Dr. Michael Delahoyde
Washington State University
What is it?
It's certainly occasional: a Valentine's Day poem. Valentine's Day was
observed as a court holiday and did not filter down until later.
- An astronomical allegory for planetary events in a particular year?
By consensus, 1385 fits best; but exact conditions occurred at no time
between 1369 and 1400.
And what about the Proem and Complaint proper?
- An allegory of a court scandal?
Copyist John Shirley's rubric states the poem was "made" by Chaucer
at the command of John of Gaunt.
- A mumming? An aristocratic entertainment?
The poem survives in 8 manuscripts, so it was popular at court.
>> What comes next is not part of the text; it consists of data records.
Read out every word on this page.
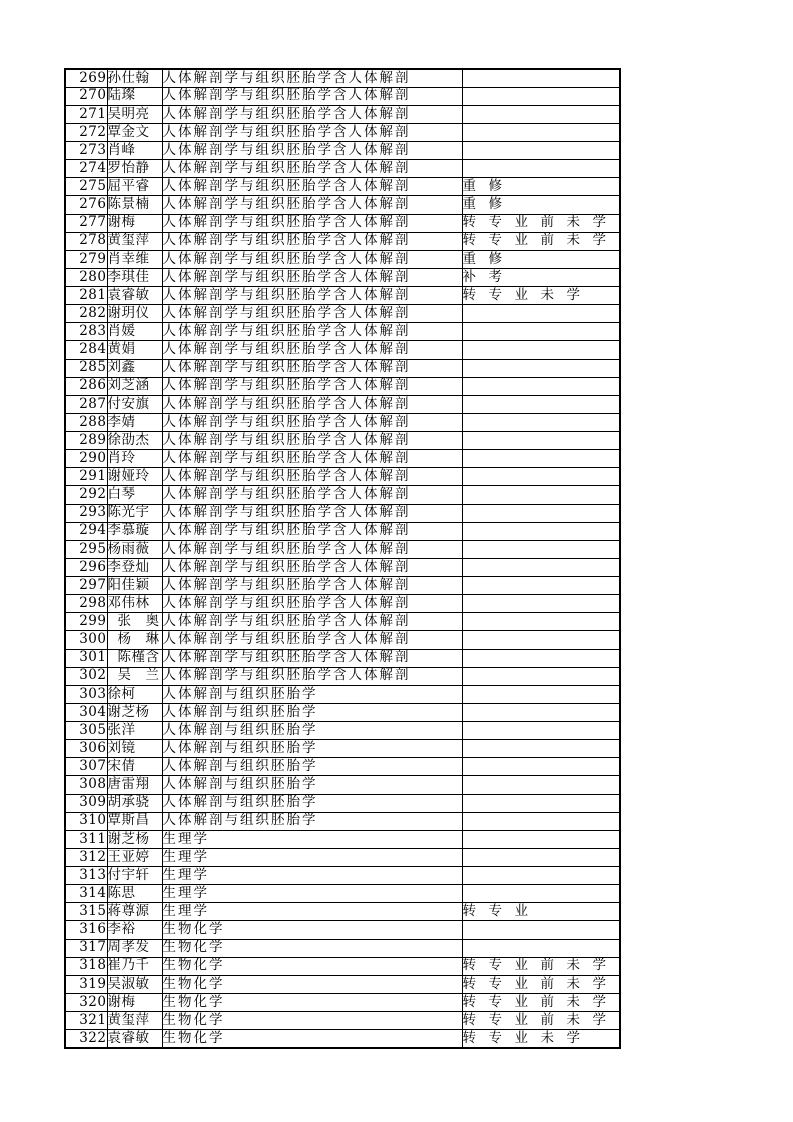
269	孙仕翰	人体解剖学与组织胚胎学含人体解剖	
270	陆璨	人体解剖学与组织胚胎学含人体解剖	
271	吴明亮	人体解剖学与组织胚胎学含人体解剖	
272	覃金文	人体解剖学与组织胚胎学含人体解剖	
273	肖峰	人体解剖学与组织胚胎学含人体解剖	
274	罗怡静	人体解剖学与组织胚胎学含人体解剖	
275	屈平睿	人体解剖学与组织胚胎学含人体解剖	重修
276	陈景楠	人体解剖学与组织胚胎学含人体解剖	重修
277	谢梅	人体解剖学与组织胚胎学含人体解剖	转专业前未学
278	黄玺萍	人体解剖学与组织胚胎学含人体解剖	转专业前未学
279	肖幸维	人体解剖学与组织胚胎学含人体解剖	重修
280	李琪佳	人体解剖学与组织胚胎学含人体解剖	补考
281	袁睿敏	人体解剖学与组织胚胎学含人体解剖	转专业未学
282	谢玥仪	人体解剖学与组织胚胎学含人体解剖	
283	肖媛	人体解剖学与组织胚胎学含人体解剖	
284	黄娟	人体解剖学与组织胚胎学含人体解剖	
285	刘鑫	人体解剖学与组织胚胎学含人体解剖	
286	刘芝涵	人体解剖学与组织胚胎学含人体解剖	
287	付安旗	人体解剖学与组织胚胎学含人体解剖	
288	李婧	人体解剖学与组织胚胎学含人体解剖	
289	徐劭杰	人体解剖学与组织胚胎学含人体解剖	
290	肖玲	人体解剖学与组织胚胎学含人体解剖	
291	谢娅玲	人体解剖学与组织胚胎学含人体解剖	
292	白琴	人体解剖学与组织胚胎学含人体解剖	
293	陈光宇	人体解剖学与组织胚胎学含人体解剖	
294	李慕璇	人体解剖学与组织胚胎学含人体解剖	
295	杨雨薇	人体解剖学与组织胚胎学含人体解剖	
296	李登灿	人体解剖学与组织胚胎学含人体解剖	
297	阳佳颖	人体解剖学与组织胚胎学含人体解剖	
298	邓伟林	人体解剖学与组织胚胎学含人体解剖	
299	张　奥	人体解剖学与组织胚胎学含人体解剖	
300	杨　琳	人体解剖学与组织胚胎学含人体解剖	
301	陈槿含	人体解剖学与组织胚胎学含人体解剖	
302	吴　兰	人体解剖学与组织胚胎学含人体解剖	
303	徐柯	人体解剖与组织胚胎学	
304	谢芝杨	人体解剖与组织胚胎学	
305	张洋	人体解剖与组织胚胎学	
306	刘镜	人体解剖与组织胚胎学	
307	宋倩	人体解剖与组织胚胎学	
308	唐雷翔	人体解剖与组织胚胎学	
309	胡承骁	人体解剖与组织胚胎学	
310	覃斯昌	人体解剖与组织胚胎学	
311	谢芝杨	生理学	
312	王亚婷	生理学	
313	付宇轩	生理学	
314	陈思	生理学	
315	蒋尊源	生理学	转专业
316	李裕	生物化学	
317	周孝发	生物化学	
318	崔乃千	生物化学	转专业前未学
319	吴淑敏	生物化学	转专业前未学
320	谢梅	生物化学	转专业前未学
321	黄玺萍	生物化学	转专业前未学
322	袁睿敏	生物化学	转专业未学
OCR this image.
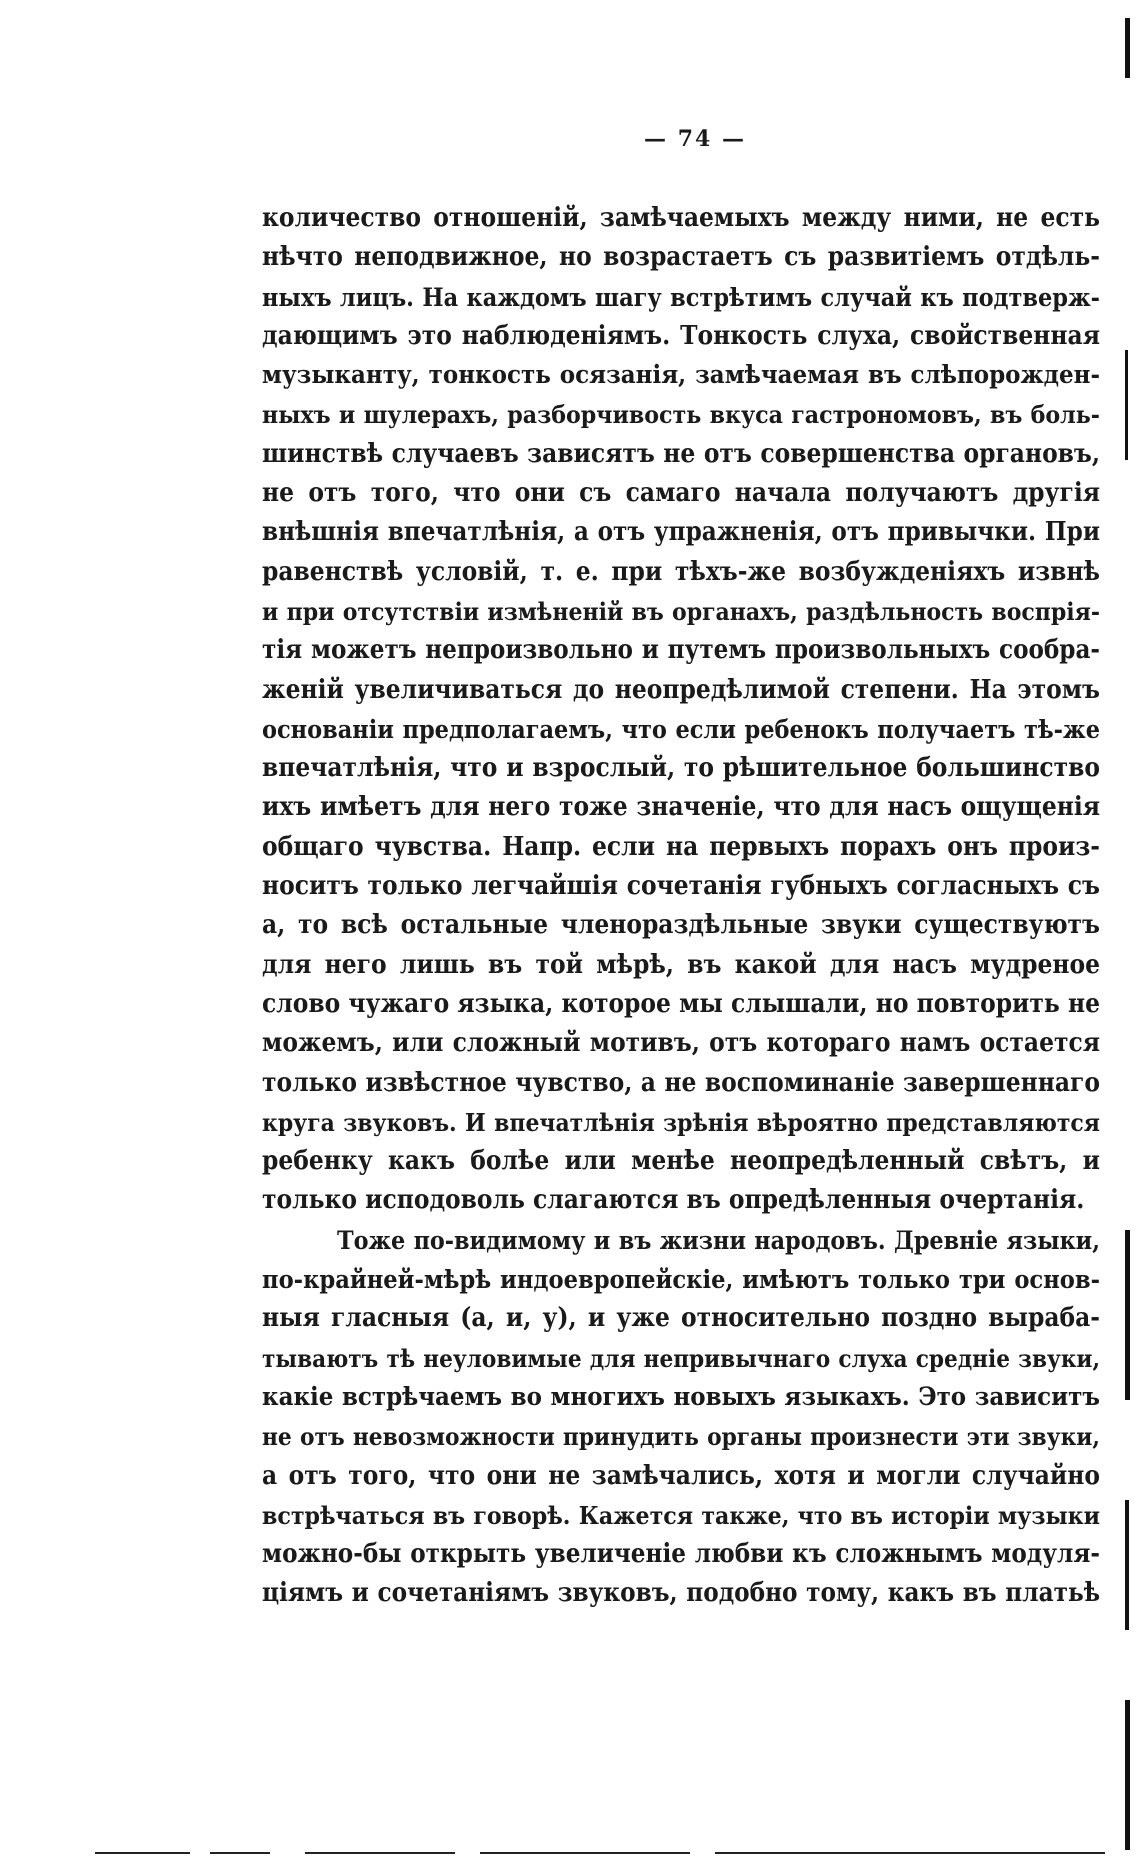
— 74 —
количество отношеній, замѣчаемыхъ между ними, не есть
нѣчто неподвижное, но возрастаетъ съ развитіемъ отдѣль-
ныхъ лицъ. На каждомъ шагу встрѣтимъ случай къ подтверж-
дающимъ это наблюденіямъ. Тонкость слуха, свойственная
музыканту, тонкость осязанія, замѣчаемая въ слѣпорожден-
ныхъ и шулерахъ, разборчивость вкуса гастрономовъ, въ боль-
шинствѣ случаевъ зависятъ не отъ совершенства органовъ,
не отъ того, что они съ самаго начала получаютъ другія
внѣшнія впечатлѣнія, а отъ упражненія, отъ привычки. При
равенствѣ условій, т. е. при тѣхъ-же возбужденіяхъ извнѣ
и при отсутствіи измѣненій въ органахъ, раздѣльность воспрія-
тія можетъ непроизвольно и путемъ произвольныхъ сообра-
женій увеличиваться до неопредѣлимой степени. На этомъ
основаніи предполагаемъ, что если ребенокъ получаетъ тѣ-же
впечатлѣнія, что и взрослый, то рѣшительное большинство
ихъ имѣетъ для него тоже значеніе, что для насъ ощущенія
общаго чувства. Напр. если на первыхъ порахъ онъ произ-
носитъ только легчайшія сочетанія губныхъ согласныхъ съ
а, то всѣ остальные членораздѣльные звуки существуютъ
для него лишь въ той мѣрѣ, въ какой для насъ мудреное
слово чужаго языка, которое мы слышали, но повторить не
можемъ, или сложный мотивъ, отъ котораго намъ остается
только извѣстное чувство, а не воспоминаніе завершеннаго
круга звуковъ. И впечатлѣнія зрѣнія вѣроятно представляются
ребенку какъ болѣе или менѣе неопредѣленный свѣтъ, и
только исподоволь слагаются въ опредѣленныя очертанія.
Тоже по-видимому и въ жизни народовъ. Древніе языки,
по-крайней-мѣрѣ индоевропейскіе, имѣютъ только три основ-
ныя гласныя (а, и, у), и уже относительно поздно выраба-
тываютъ тѣ неуловимые для непривычнаго слуха средніе звуки,
какіе встрѣчаемъ во многихъ новыхъ языкахъ. Это зависитъ
не отъ невозможности принудить органы произнести эти звуки,
а отъ того, что они не замѣчались, хотя и могли случайно
встрѣчаться въ говорѣ. Кажется также, что въ исторіи музыки
можно-бы открыть увеличеніе любви къ сложнымъ модуля-
ціямъ и сочетаніямъ звуковъ, подобно тому, какъ въ платьѣ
Perhaps
it connects to the orders of the flower and the leaf at court -- the
vague ritualistic gaming.
The complaint is atypically highlighted; performance is announced and
addressed to knights, ladies, and lovers finally.
Why the bird persona? (One hopes Chaucer did not have to recite in
a duck suit....)
Why is the complaint unintegrated?
Evidence of prior composition and tacked on?
Evidence that it is specific to this situation?
Williams, George. A New View of Chaucer. Durham, NC: Duke
University Press, 1965. Chapter II: Chaucer and John of Gaunt, and
his chapter on the "Complaint of Mars" (56-65).